Reputation: 47
I've recently written an application that connects to running Kafka instance and creates multiple topics on-demand via rest endpoint in the loop. I'm logging every 'create topic' call, and it tends to be extremely fast (like 100 ms to delegate creation of 10k topics). Then processing on Kafka's side starts, lasts for several dozen seconds, and suddenly stops without any error. Listing data directory shows that Kafka created like 2.5k directories, while the delegation was for 10k. The following endpoint call also makes a similar number of topics.
An increasing number of Kafka instances doesn't change results (also, switching to Kafka without a zookeeper gives the same results). What am I doing wrong? Is that an OS limitation with creating directories (syslog empty)?
Yeah, I know that Kafka is not created for handling many topics, but as far as I know, it should handle at least 100k~ (and more than a few million using zookeeper-less KRaft).
My setup:
version: '3.5'
services:
zookeeper:
image: wurstmeister/zookeeper
ports:
- "2181:2181"
kafka-1:
image: wurstmeister/kafka
ports:
- "9092:9092"
environment:
DOCKER_API_VERSION: 1.22
KAFKA_ZOOKEEPER_CONNECT: zookeeper:2181
I'm doing this kinda stupid:
for (int i = 0; i < 10_000; i++) {
adminClient.createTopics(List.of(new NewTopic(UUID.randomUUID().toString(), 1, (short) 1)));
}
When I make a collection first, and then delegate creation, it succeeds, but still - what if I would do it record by record, endpoint by endpoint?
Upvotes: 0
Views: 274
Reputation: 56
Well, there are limitations depending on your setup-- a number of brokers/zookeepers, configuration, hardware, and operating system.
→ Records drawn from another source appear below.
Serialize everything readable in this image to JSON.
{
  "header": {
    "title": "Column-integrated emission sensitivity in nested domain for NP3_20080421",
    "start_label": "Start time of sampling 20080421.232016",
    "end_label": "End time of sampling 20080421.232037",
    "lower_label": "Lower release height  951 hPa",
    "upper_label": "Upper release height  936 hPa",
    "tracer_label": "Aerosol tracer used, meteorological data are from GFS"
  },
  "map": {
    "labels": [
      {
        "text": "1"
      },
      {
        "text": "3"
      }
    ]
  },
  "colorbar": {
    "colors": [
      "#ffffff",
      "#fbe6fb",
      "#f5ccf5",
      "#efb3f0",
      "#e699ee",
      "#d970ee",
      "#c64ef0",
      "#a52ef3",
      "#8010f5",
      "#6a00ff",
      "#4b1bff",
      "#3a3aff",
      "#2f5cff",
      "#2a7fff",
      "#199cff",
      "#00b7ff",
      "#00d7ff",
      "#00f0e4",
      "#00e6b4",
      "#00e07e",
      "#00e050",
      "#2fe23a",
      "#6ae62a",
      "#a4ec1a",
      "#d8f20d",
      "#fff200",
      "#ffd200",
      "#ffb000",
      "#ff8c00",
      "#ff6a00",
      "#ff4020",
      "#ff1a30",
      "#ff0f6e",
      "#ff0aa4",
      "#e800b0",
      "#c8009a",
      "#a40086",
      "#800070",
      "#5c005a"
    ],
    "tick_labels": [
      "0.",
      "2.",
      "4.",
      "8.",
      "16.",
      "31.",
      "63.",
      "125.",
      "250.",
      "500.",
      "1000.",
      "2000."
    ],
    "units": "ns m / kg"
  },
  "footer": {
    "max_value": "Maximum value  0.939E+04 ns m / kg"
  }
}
For OS limitation, see https://kafka.apache.org/documentation/#os.
You could see from this apache-kafka-supports-200k-partitions-per-cluster blog post how they set up a cluster to support that 200k topic partitions.
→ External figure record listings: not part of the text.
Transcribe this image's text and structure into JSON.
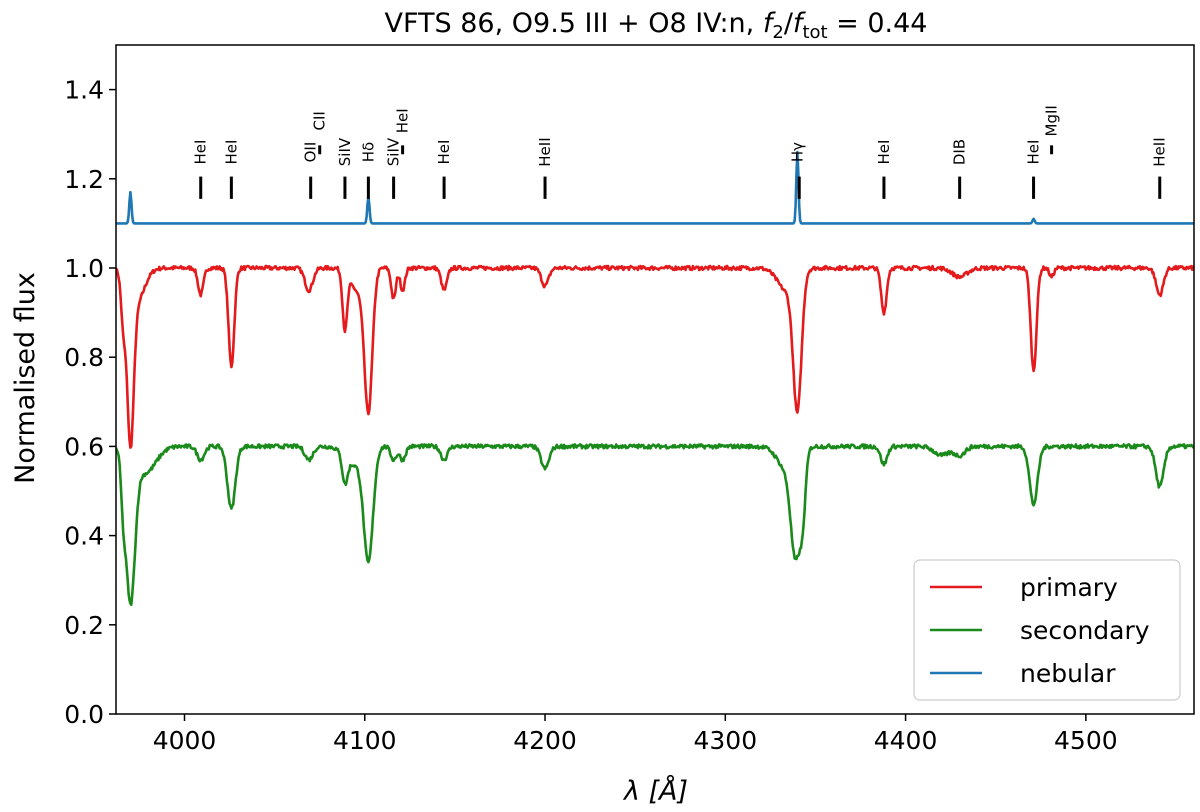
{
  "chart_data": {
    "type": "line",
    "title": {
      "prefix": "VFTS 86, O9.5 III + O8 IV:n, ",
      "f_symbol": "f",
      "numerator_sub": "2",
      "denominator_sub": "tot",
      "suffix": " = 0.44"
    },
    "xlabel": {
      "lambda": "λ",
      "unit": "[Å]"
    },
    "ylabel": "Normalised flux",
    "xlim": [
      3962,
      4560
    ],
    "ylim": [
      0.0,
      1.5
    ],
    "xticks": [
      "4000",
      "4100",
      "4200",
      "4300",
      "4400",
      "4500"
    ],
    "yticks": [
      "0.0",
      "0.2",
      "0.4",
      "0.6",
      "0.8",
      "1.0",
      "1.2",
      "1.4"
    ],
    "legend_position": "lower-right",
    "series": [
      {
        "name": "primary",
        "color": "#e41a1c",
        "continuum": 1.0,
        "lines": [
          {
            "center": 3966,
            "depth": 0.1,
            "width": 1.2
          },
          {
            "center": 3970,
            "depth": 0.34,
            "width": 1.8
          },
          {
            "center": 3973,
            "depth": 0.08,
            "width": 4.5
          },
          {
            "center": 4009,
            "depth": 0.06,
            "width": 1.5
          },
          {
            "center": 4026,
            "depth": 0.22,
            "width": 1.6
          },
          {
            "center": 4069,
            "depth": 0.05,
            "width": 2.2
          },
          {
            "center": 4089,
            "depth": 0.13,
            "width": 1.3
          },
          {
            "center": 4102,
            "depth": 0.31,
            "width": 2.2
          },
          {
            "center": 4096,
            "depth": 0.05,
            "width": 4.0
          },
          {
            "center": 4116,
            "depth": 0.07,
            "width": 1.3
          },
          {
            "center": 4121,
            "depth": 0.05,
            "width": 1.3
          },
          {
            "center": 4144,
            "depth": 0.05,
            "width": 1.6
          },
          {
            "center": 4200,
            "depth": 0.04,
            "width": 2.0
          },
          {
            "center": 4340,
            "depth": 0.3,
            "width": 2.3
          },
          {
            "center": 4334,
            "depth": 0.05,
            "width": 5.0
          },
          {
            "center": 4388,
            "depth": 0.1,
            "width": 1.5
          },
          {
            "center": 4430,
            "depth": 0.02,
            "width": 4.0
          },
          {
            "center": 4471,
            "depth": 0.23,
            "width": 1.6
          },
          {
            "center": 4481,
            "depth": 0.02,
            "width": 1.2
          },
          {
            "center": 4541,
            "depth": 0.06,
            "width": 2.0
          }
        ]
      },
      {
        "name": "secondary",
        "color": "#1a8a1a",
        "continuum": 0.6,
        "lines": [
          {
            "center": 3966,
            "depth": 0.09,
            "width": 1.2
          },
          {
            "center": 3970,
            "depth": 0.33,
            "width": 2.5
          },
          {
            "center": 3978,
            "depth": 0.06,
            "width": 6.0
          },
          {
            "center": 4009,
            "depth": 0.03,
            "width": 2.0
          },
          {
            "center": 4026,
            "depth": 0.14,
            "width": 2.2
          },
          {
            "center": 4069,
            "depth": 0.03,
            "width": 2.2
          },
          {
            "center": 4089,
            "depth": 0.06,
            "width": 1.5
          },
          {
            "center": 4102,
            "depth": 0.25,
            "width": 2.6
          },
          {
            "center": 4094,
            "depth": 0.04,
            "width": 5.0
          },
          {
            "center": 4116,
            "depth": 0.03,
            "width": 1.6
          },
          {
            "center": 4121,
            "depth": 0.03,
            "width": 1.6
          },
          {
            "center": 4144,
            "depth": 0.03,
            "width": 1.8
          },
          {
            "center": 4200,
            "depth": 0.05,
            "width": 2.2
          },
          {
            "center": 4339,
            "depth": 0.22,
            "width": 2.6
          },
          {
            "center": 4343,
            "depth": 0.12,
            "width": 1.6
          },
          {
            "center": 4334,
            "depth": 0.05,
            "width": 5.0
          },
          {
            "center": 4388,
            "depth": 0.04,
            "width": 1.8
          },
          {
            "center": 4420,
            "depth": 0.02,
            "width": 4.0
          },
          {
            "center": 4430,
            "depth": 0.02,
            "width": 3.0
          },
          {
            "center": 4471,
            "depth": 0.13,
            "width": 2.2
          },
          {
            "center": 4541,
            "depth": 0.09,
            "width": 2.2
          }
        ]
      },
      {
        "name": "nebular",
        "color": "#1f77b4",
        "continuum": 1.1,
        "lines": [
          {
            "center": 3970,
            "depth": -0.07,
            "width": 0.6
          },
          {
            "center": 4102,
            "depth": -0.06,
            "width": 0.6
          },
          {
            "center": 4340,
            "depth": -0.16,
            "width": 0.6
          },
          {
            "center": 4471,
            "depth": -0.01,
            "width": 0.6
          }
        ]
      }
    ],
    "line_ids": [
      {
        "label": "HeI",
        "wavelength": 4009,
        "label_y": 1.26
      },
      {
        "label": "HeI",
        "wavelength": 4026,
        "label_y": 1.26
      },
      {
        "label": "OII",
        "wavelength": 4070,
        "label_y": 1.26
      },
      {
        "label": "CII",
        "wavelength": 4075,
        "label_y": 1.33
      },
      {
        "label": "SiIV",
        "wavelength": 4089,
        "label_y": 1.26
      },
      {
        "label": "Hδ",
        "wavelength": 4102,
        "label_y": 1.26
      },
      {
        "label": "SiIV",
        "wavelength": 4116,
        "label_y": 1.26
      },
      {
        "label": "HeI",
        "wavelength": 4121,
        "label_y": 1.33
      },
      {
        "label": "HeI",
        "wavelength": 4144,
        "label_y": 1.26
      },
      {
        "label": "HeII",
        "wavelength": 4200,
        "label_y": 1.26
      },
      {
        "label": "Hγ",
        "wavelength": 4340,
        "label_y": 1.26
      },
      {
        "label": "HeI",
        "wavelength": 4388,
        "label_y": 1.26
      },
      {
        "label": "DIB",
        "wavelength": 4430,
        "label_y": 1.26
      },
      {
        "label": "HeI",
        "wavelength": 4471,
        "label_y": 1.26
      },
      {
        "label": "MgII",
        "wavelength": 4481,
        "label_y": 1.33
      },
      {
        "label": "HeII",
        "wavelength": 4541,
        "label_y": 1.26
      }
    ],
    "tick_marks": [
      {
        "wavelength": 4009,
        "y": [
          1.155,
          1.205
        ]
      },
      {
        "wavelength": 4026,
        "y": [
          1.155,
          1.205
        ]
      },
      {
        "wavelength": 4070,
        "y": [
          1.155,
          1.205
        ]
      },
      {
        "wavelength": 4075,
        "y": [
          1.255,
          1.275
        ]
      },
      {
        "wavelength": 4089,
        "y": [
          1.155,
          1.205
        ]
      },
      {
        "wavelength": 4102,
        "y": [
          1.155,
          1.205
        ]
      },
      {
        "wavelength": 4116,
        "y": [
          1.155,
          1.205
        ]
      },
      {
        "wavelength": 4121,
        "y": [
          1.255,
          1.275
        ]
      },
      {
        "wavelength": 4144,
        "y": [
          1.155,
          1.205
        ]
      },
      {
        "wavelength": 4200,
        "y": [
          1.155,
          1.205
        ]
      },
      {
        "wavelength": 4341,
        "y": [
          1.155,
          1.205
        ]
      },
      {
        "wavelength": 4388,
        "y": [
          1.155,
          1.205
        ]
      },
      {
        "wavelength": 4430,
        "y": [
          1.155,
          1.205
        ]
      },
      {
        "wavelength": 4471,
        "y": [
          1.155,
          1.205
        ]
      },
      {
        "wavelength": 4481,
        "y": [
          1.255,
          1.275
        ]
      },
      {
        "wavelength": 4541,
        "y": [
          1.155,
          1.205
        ]
      }
    ]
  }
}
At that time(Kafka 1.1.0), here is what they recommended
we recommend each broker to have up to 4,000 partitions and each cluster to have up to 200,000 partitions.
But for Kafka 2.8.0, from the the Kafka The Definitive Guide 2nd Edition
Currently, in a well-configured environment, it is recommended to not have more than 14,000 partitions per broker and 1 million replicas per cluster.
Though, from your comment
I'm logging every 'create topic' call, and it tends to be extremely fast (like 100 ms to delegate creation of 10k topics).
I don't think that Kafka actually creates 10k topics within 100ms. From what I found from my experiment(of course, I'm trying to set up a cluster to handle more than 100k partitions), I create my own producer client in C++ using librdkafka. The producer is asynchronous based. I could easily submit a message to not yet existing 10K topics to enforce topic creation. But It would take some time to actually get a successful ACK from the broker. And the more online partitions in the cluster, the more time you may have to wait for the successful ACK.
I would recommend you equip your Kafka cluster with a monitoring tool so you could see the health of your setup in real time (if your cluster is not too busy).
Upvotes: 1